DBRS confirms Malta's credit rating and economic outlook
Analysts say tax revenues have been higher than expected but war in Iran is a concern
Morningstar DBRS has confirmed Malta’s long-term foreign and local currency issuer ratings at ‘A (high)’ and its short-term ratings at ‘R-1 (middle)’.
The trend on all ratings remains ‘Stable’.
Following a robust growth period, Malta’s real GDP expansion moderated to 4 per cent in 2025 as private consumption growth slowed. While the economy has demonstrated “significant resilience”, analysts warn that the current geopolitical climate - specifically disruptions in the Middle East and the volatility of global energy markets - poses a renewed challenge.
And much like other countries, short-term downside risks to the economy have increased in recent weeks following attacks on Iran and the subsequent impact on oil and gas supplies.
“While Malta has only limited direct trade links with the Middle East, weaker-than-expected global growth would weigh on external demand for Maltese goods and services exports. Furthermore, potentially higher-for-longer global energy prices are a risk factor for the government's fiscal balance given its fixed price energy policy. Maintaining the current freeze on domestic energy prices would necessitate higher energy subsidies, thereby adding to budgetary pressures,” DBRS noted.
Prime Minister Robert Abela said Malta had maintained its rating even as other countries faced downgrades, and attributed that to "our shielding of households from price shocks, continued growth of Government income despite tax cuts and our moderate debt which allows us space to intervene as needed".

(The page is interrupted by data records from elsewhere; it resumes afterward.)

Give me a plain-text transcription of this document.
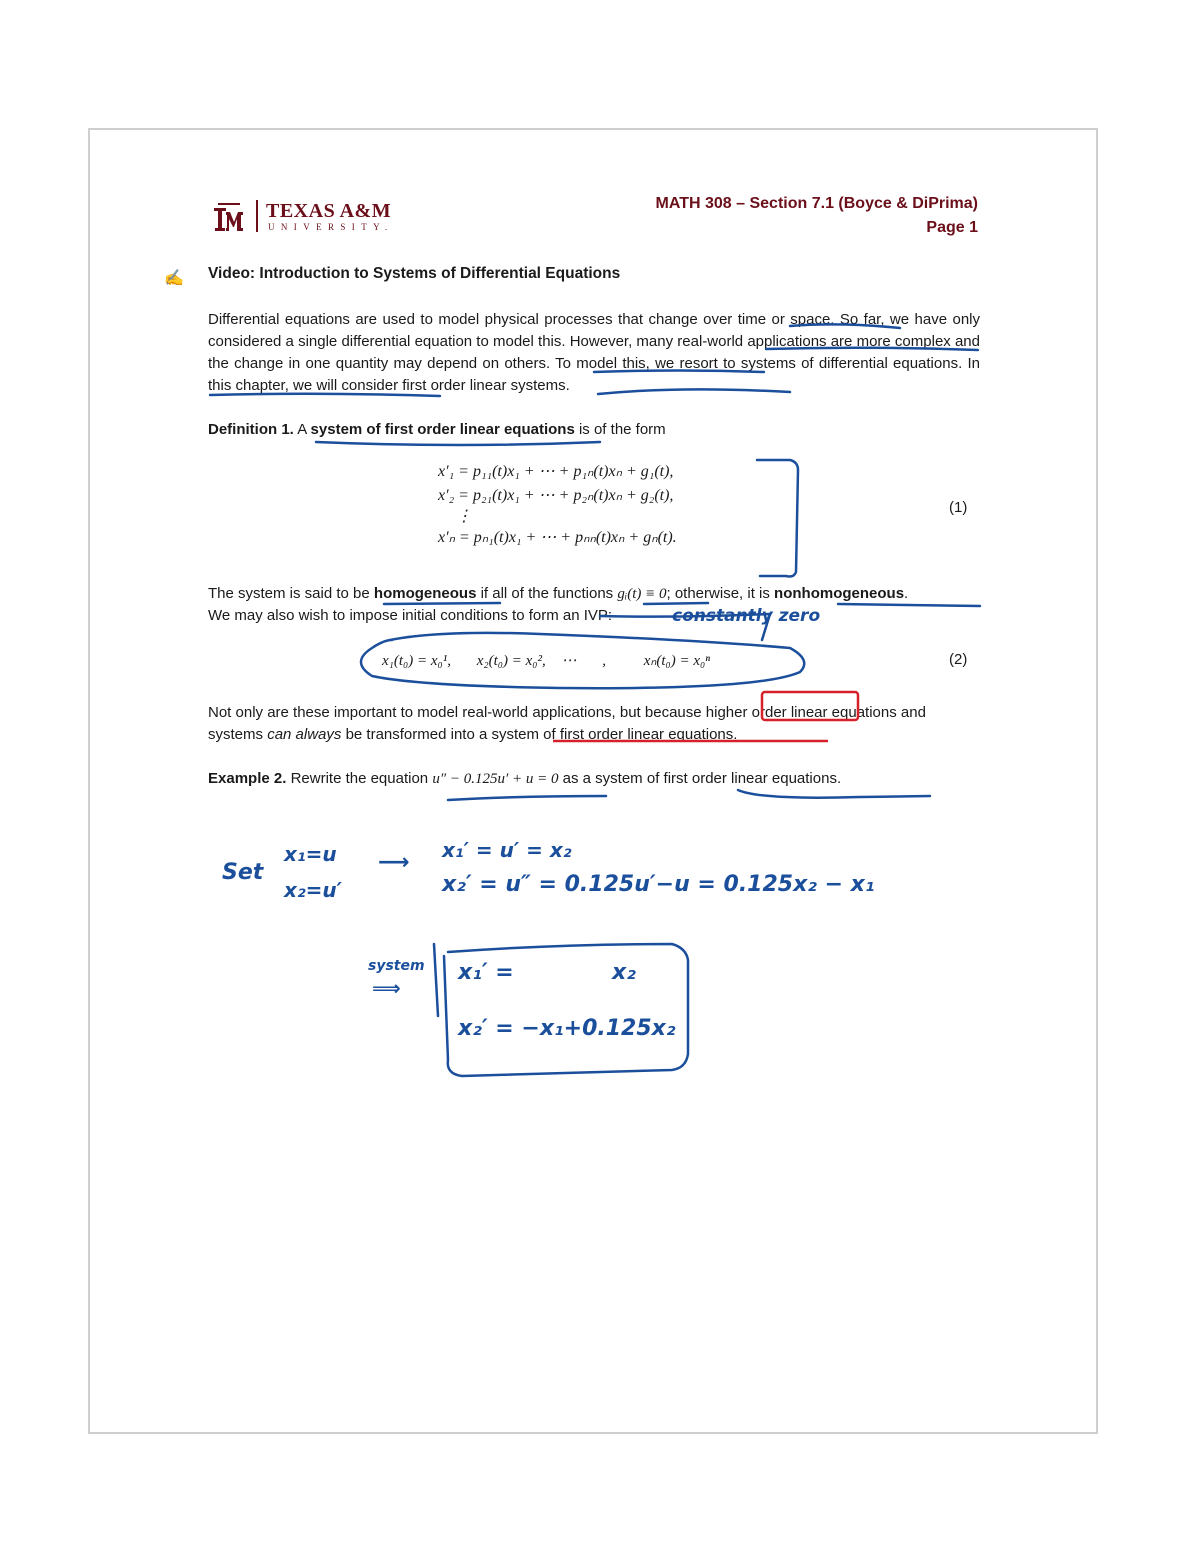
TEXAS A&M
UNIVERSITY.
MATH 308 – Section 7.1 (Boyce & DiPrima)
Page 1
✍ Video: Introduction to Systems of Differential Equations

Differential equations are used to model physical processes that change over time or space. So far, we have only considered a single differential equation to model this. However, many real-world applications are more complex and the change in one quantity may depend on others. To model this, we resort to systems of differential equations. In this chapter, we will consider first order linear systems.

Definition 1. A system of first order linear equations is of the form

x′₁ = p₁₁(t)x₁ + ⋯ + p₁ₙ(t)xₙ + g₁(t),
x′₂ = p₂₁(t)x₁ + ⋯ + p₂ₙ(t)xₙ + g₂(t),
⋮
x′ₙ = pₙ₁(t)x₁ + ⋯ + pₙₙ(t)xₙ + gₙ(t).
(1)

The system is said to be homogeneous if all of the functions gᵢ(t) ≡ 0; otherwise, it is nonhomogeneous.

We may also wish to impose initial conditions to form an IVP:

x₁(t₀) = x₀¹, x₂(t₀) = x₀², ⋯ ,	xₙ(t₀) = x₀ⁿ	(2)

Not only are these important to model real-world applications, but because higher order linear equations and systems can always be transformed into a system of first order linear equations.

Example 2. Rewrite the equation u″ − 0.125u′ + u = 0 as a system of first order linear equations.

constantly zero
Set
x₁=u
x₂=u′
⟶ x₁′ = u′ = x₂
x₂′ = u″ = 0.125u′−u = 0.125x₂ − x₁
system
⟹
x₁′ =	x₂
x₂′ = −x₁+0.125x₂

Tax revenues defy expectations
Analysts noted that Malta’s budget deficit narrowed to an estimated 3.0% of GDP in 2025, down from 4.4% in 2023, saying the consolidation was driven by buoyant tax receipts, which consistently outperformed budgetary targets.
Morningstar DBRS identifies these higher-than-planned tax revenues - bolstered by cyclical economic growth and improved administrative efficiency in tax collection - as an upside risk to Malta’s fiscal outlook.
Malta’s Euro area membership, solid external position, strong banking sector buffers and positive debt metrics when compared to its Eurozone peers were all cited as positives underpinning the country’s credit rating.
The country’s economy remains small and vulnerable to external shocks, however, and analysts warned that commitment to improve the Anti-Money Laundering/Countering the Financing of Terrorism (AML/CFT) framework is “crucial” to protect the international reputation of Malta’s banking sector.
Morningstar DBRS said it could upgrade Malta’s rating if public debt metrics improved or the country provided evidence of increased resiliency to external shocks. It could downgrade the country’s credit rating if public debt metrics significantly worsened or Malta’s institutions deteriorate in quality.